Esta semana soñé con Henry Delgado, editor de economía de este diario y gran amigo de todos, que falleció con 57 años y muchos planes por delante. En el sueño Henry estaba feliz, dichoso, saltaba, reía, me abrazaba, todos lo mirábamos sonrientes y sorprendidos en la redacción.
No es inusual morir joven, basta leer las noticias: a una niña de 7 años le acaban de encontrar cáncer de seno, a un joven de 17 años lo acaban de diagnosticar con Alzheimer, y todos los días se entera uno de la aleatoriedad del final.
Los cálculos son nada ante la inminencia de la muerte. No se lleva uno la pensión que con persistencia abonó, no se lleva la indemnización del despido que temió, no se lleva la liquidación que nunca llegó, no se lleva los días de vacaciones que postergó, no se lleva los fines de semana acumulados que no disfrutó, no se lleva los ahorros que acumuló ni se cumplen los escenarios temidos que -por sustracción de la materia que es uno mismo- ya no ocurrirán.

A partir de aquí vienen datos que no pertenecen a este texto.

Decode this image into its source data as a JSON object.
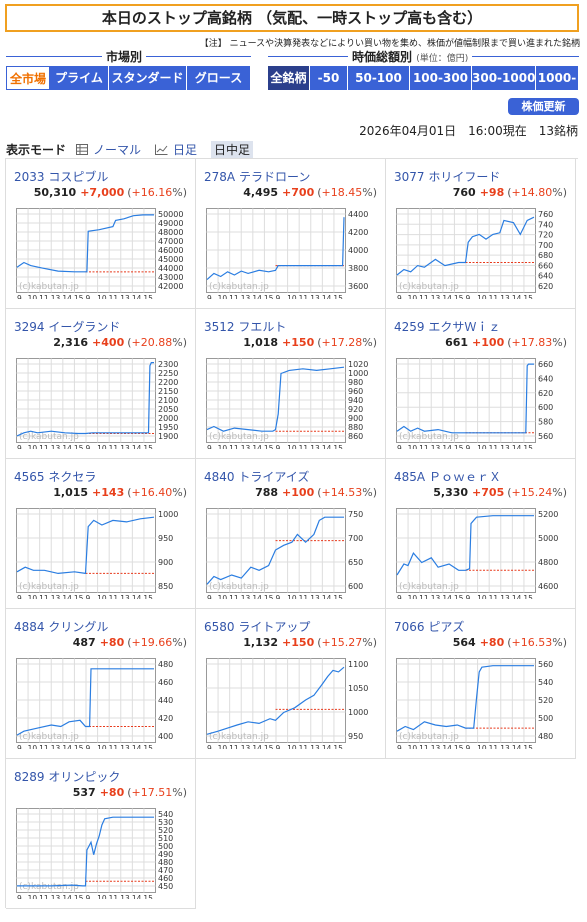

Lo real es el tiempo. El tiempo que tenemos, el que nos queda, el que desperdiciamos en resentimientos, el que posponemos, el que no usamos, ese sí que es el recurso más importante de todos. Con el tiempo se gana dinero. Pero con dinero no se compra más tiempo.
Leo por estos días ‘Al final, asuntos de vida o muerte’, las memorias del neurocirujano británico Henry Marsh, quien ahora se ha convertido en paciente de cáncer y enfrenta su propia enfermedad, así como el deterioro inexorable de su cerebro a causa de la edad.
Confiado en su buena memoria y relativa buena salud, Henry Marsh se sometió a un escaneo cerebral, y descubrió con horror signos de daño isquémico, microangiopatías, y expresa sin edulcorar la píldora: “Mi cerebro estaba empezando a pudrirse”.
Meses después le diagnosticaron cáncer, y desde su nueva perspectiva (la del paciente, ya no la del médico) reflexiona sobre la vida, la muerte, el cerebro.
Quizá lo que llamamos “Yo”, no es más que la actividad electroquímica de ochenta y seis mil millones de neuronas, sumadas a “quinientos mil kilómetros de cables que conectan las neuronas entre sí en unos empalmes llamados sinapsis, más que la distancia entre la Tierra y la Luna”, explica Marsh.
Ciento veinticinco billones de sinapsis tiene nuestro cerebro, que si fueran ladrillos “apilados uno encina de otro llegarían mucho más allá de Plutón y del sistema solar”, añade.
Lo que llamamos gozo, placer, amor, odio, es ante todo química y electricidad, interactuando en una danza elegante y misteriosa que tardaremos mucho más en comprender y explicar.
Estamos vivos, vaya milagro, tanto que nuestros muertos viven dentro de nosotros, y a veces soñamos con ellos.